Lucien Moretti was not the kind of man anyone dared cross. At 6’6, broad-shouldered and tanned from years spent under unforgiving sun, he carried himself with the weight of someone who owned the room simply by stepping into it. People whispered his name with fear, knowing what he did and what he could do. He didn’t waste words, didn’t need to. A grunt, a look, a single clipped sentence—those were enough to send most men running.
Even to his 15 year old son, Lucien couldn’t quite soften his scowl. But Lucien cared so deeply about him—Ethan knew that.
There was only one person in the whole words that could make Lucien soften, even if it was just the smallest bit.
Emery.
Emery was everything Lucien wasn’t: small, delicate, sickeningly sweet, polite, shy, and such innocence that seemed impossible in Lucien’s brutal world. He was pure, unfailingly grateful, and carried a kind of quiet softness that made even hardened men pause.
To Lucien, Emery was the most beautiful thing he’d ever laid eyes on. To Ethan, however, Emery was nothing but a problem.
It wasn’t that Ethan didn’t notice how Emery tried. He noticed too much. Emery always smiled at him, asked about his day, offered to cook little things or bring him snacks—even though Ethan barely spared him a glance.
Ethan hated the way Emery looked at his father with those wide, trusting eyes. Hated the way Lucien—his cold, terrifying father—would allow Emery to lean against him and press kisses to his temples.

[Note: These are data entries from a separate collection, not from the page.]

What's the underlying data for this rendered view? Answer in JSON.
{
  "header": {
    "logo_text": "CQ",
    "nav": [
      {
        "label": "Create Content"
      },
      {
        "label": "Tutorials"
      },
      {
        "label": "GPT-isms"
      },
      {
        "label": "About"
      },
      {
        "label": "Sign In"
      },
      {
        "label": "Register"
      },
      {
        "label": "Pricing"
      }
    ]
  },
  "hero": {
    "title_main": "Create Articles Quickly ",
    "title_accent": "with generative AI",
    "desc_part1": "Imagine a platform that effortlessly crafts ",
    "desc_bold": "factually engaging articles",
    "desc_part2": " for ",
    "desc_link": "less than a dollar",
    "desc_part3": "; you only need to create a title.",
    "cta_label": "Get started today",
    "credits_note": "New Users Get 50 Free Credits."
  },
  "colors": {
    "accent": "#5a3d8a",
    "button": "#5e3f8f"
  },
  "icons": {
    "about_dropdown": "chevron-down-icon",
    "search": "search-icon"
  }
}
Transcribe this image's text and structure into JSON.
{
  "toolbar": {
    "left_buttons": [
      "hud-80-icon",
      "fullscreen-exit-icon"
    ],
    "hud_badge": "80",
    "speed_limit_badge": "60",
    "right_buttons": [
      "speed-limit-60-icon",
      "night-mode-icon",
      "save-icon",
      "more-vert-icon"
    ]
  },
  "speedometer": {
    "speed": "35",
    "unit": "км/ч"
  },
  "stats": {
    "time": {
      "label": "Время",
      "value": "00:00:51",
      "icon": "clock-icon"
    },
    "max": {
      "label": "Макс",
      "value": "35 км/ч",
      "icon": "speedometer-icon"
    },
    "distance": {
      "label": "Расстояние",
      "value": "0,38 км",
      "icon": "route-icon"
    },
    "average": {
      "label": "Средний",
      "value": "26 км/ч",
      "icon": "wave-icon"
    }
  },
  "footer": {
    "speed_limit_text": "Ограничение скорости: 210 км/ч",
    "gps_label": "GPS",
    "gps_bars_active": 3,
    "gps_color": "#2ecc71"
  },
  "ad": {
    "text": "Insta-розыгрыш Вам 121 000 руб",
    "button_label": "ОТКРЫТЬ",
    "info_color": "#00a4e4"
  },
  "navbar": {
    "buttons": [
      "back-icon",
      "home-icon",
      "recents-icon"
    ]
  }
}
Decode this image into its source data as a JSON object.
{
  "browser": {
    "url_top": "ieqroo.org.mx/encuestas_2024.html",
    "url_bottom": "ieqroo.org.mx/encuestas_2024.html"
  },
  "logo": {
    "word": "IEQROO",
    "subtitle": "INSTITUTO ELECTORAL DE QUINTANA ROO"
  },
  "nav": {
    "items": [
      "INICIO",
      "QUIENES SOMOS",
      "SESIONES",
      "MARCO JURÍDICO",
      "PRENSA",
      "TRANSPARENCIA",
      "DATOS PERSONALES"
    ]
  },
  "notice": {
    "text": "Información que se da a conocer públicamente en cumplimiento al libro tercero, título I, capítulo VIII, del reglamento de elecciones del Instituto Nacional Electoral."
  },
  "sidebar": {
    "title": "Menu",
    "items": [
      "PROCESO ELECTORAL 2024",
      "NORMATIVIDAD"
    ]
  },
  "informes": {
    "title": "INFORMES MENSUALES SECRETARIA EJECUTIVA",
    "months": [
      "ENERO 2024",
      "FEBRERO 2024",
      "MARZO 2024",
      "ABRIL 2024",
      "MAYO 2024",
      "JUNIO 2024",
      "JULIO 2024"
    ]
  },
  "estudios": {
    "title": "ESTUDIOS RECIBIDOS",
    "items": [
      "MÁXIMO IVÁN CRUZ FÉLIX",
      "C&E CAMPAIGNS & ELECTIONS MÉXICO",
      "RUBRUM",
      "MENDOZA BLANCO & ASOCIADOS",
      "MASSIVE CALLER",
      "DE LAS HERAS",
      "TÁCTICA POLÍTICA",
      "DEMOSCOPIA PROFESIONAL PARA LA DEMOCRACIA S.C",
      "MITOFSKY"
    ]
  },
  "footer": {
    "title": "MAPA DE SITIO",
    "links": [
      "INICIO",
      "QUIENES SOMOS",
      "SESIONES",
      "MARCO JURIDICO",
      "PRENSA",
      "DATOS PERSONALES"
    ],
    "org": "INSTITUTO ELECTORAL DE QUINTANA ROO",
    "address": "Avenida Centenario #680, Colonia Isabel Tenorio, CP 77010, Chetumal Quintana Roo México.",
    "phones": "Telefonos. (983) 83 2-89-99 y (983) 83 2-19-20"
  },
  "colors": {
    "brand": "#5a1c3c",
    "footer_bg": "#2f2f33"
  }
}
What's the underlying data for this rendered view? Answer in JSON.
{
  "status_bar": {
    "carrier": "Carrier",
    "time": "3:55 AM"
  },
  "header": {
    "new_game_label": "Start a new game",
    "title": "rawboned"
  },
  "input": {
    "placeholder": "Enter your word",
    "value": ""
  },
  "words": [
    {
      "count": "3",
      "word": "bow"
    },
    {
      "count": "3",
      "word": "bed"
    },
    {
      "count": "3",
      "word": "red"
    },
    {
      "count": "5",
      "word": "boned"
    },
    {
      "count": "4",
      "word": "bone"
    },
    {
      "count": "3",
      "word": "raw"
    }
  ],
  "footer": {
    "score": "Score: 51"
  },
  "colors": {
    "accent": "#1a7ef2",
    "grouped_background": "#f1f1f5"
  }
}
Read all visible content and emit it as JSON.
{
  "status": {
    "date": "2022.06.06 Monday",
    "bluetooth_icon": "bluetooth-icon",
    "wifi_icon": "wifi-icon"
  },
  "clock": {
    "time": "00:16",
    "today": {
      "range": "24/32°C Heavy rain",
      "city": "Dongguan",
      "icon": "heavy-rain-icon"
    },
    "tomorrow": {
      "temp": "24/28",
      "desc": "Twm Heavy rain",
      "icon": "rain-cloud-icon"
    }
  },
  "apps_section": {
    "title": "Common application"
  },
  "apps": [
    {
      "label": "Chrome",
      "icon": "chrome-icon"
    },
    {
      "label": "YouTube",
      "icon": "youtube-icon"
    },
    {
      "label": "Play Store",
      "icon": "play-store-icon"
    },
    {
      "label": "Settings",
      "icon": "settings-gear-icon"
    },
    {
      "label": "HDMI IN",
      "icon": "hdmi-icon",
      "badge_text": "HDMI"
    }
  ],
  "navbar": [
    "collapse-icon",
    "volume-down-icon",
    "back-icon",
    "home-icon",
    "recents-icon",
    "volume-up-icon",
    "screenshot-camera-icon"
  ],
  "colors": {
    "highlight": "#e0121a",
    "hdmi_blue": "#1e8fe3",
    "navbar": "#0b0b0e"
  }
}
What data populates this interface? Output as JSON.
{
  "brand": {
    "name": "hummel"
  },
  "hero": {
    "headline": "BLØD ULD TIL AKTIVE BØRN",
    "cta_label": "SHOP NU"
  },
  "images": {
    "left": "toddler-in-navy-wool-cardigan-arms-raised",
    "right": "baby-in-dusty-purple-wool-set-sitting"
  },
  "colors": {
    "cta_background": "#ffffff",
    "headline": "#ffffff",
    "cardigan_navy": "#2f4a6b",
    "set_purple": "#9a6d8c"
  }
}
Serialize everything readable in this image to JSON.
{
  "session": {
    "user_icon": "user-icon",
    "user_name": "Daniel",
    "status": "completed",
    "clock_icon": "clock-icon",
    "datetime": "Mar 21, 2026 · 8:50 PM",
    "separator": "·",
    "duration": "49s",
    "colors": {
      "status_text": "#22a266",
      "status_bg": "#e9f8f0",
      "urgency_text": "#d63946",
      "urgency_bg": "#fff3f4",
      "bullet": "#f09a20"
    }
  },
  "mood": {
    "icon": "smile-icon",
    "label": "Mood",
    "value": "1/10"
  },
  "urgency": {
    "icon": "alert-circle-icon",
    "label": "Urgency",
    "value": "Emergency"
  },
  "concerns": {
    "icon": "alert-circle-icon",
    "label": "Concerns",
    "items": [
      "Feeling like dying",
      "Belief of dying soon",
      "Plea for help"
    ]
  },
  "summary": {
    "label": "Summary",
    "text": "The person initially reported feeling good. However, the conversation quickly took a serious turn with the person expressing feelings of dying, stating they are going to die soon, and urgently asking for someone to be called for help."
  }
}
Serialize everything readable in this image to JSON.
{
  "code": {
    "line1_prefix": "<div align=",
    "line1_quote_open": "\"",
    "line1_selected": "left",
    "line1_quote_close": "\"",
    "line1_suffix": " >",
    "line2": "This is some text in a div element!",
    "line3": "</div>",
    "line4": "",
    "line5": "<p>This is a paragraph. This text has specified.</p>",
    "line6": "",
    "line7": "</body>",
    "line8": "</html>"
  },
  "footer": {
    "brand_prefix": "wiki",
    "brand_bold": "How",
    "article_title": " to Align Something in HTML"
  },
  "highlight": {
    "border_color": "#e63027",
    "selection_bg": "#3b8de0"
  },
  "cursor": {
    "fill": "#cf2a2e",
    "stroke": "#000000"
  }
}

It silenced him the first time he saw it: his rough father leaning into Emery’s lips, eyes heavy and fluttering shut as exhausted grumbled felt his lips.
Most of all, Ethan hated the age gap. Emery was only twenty-one. Barely an adult. Ethan couldn’t stand the thought that someone so close to his own age was in his father’s life, let alone in his father’s bed.
Every time Ethan groaned in annoyance or turned his back to Emery while he was talking, Lucien was there, scowling, glaring after his son with silent fury. He never forced Ethan’s hand, but he made it known with every glance: Emery was not to be disrespected.
After dinner one night, Lucien was seeing Emery out of the house. Emery hadn’t stayed the night—in fact—he refused until Ethan finally felt comfortable around him.
It annoyed Lucien. All he wanted to do was fall asleep with Emery in his arms, like he did when he stayed over at the younger boy’s place.
Lucien’s scowl deepened, though his eyes softened just a fraction as he watched Emery look up at him with those trusting eyes of his. A long silence stretched, broken only by the tick of the clock on the wall. Then, without looking away, Lucien spoke.
“Move in with me.”
The words were blunt, commanding, but weighted. Emery blinked, caught off guard, lips parting in surprise—
And upstairs, standing at the top of the stairwell where he had lingered unseen, Ethan froze. His fingers clenched tight around his phone, his jaw locking as the sound of his father’s voice reached him.
He stayed utterly silent, but his chest rose and fell faster, fury twisting in his gut.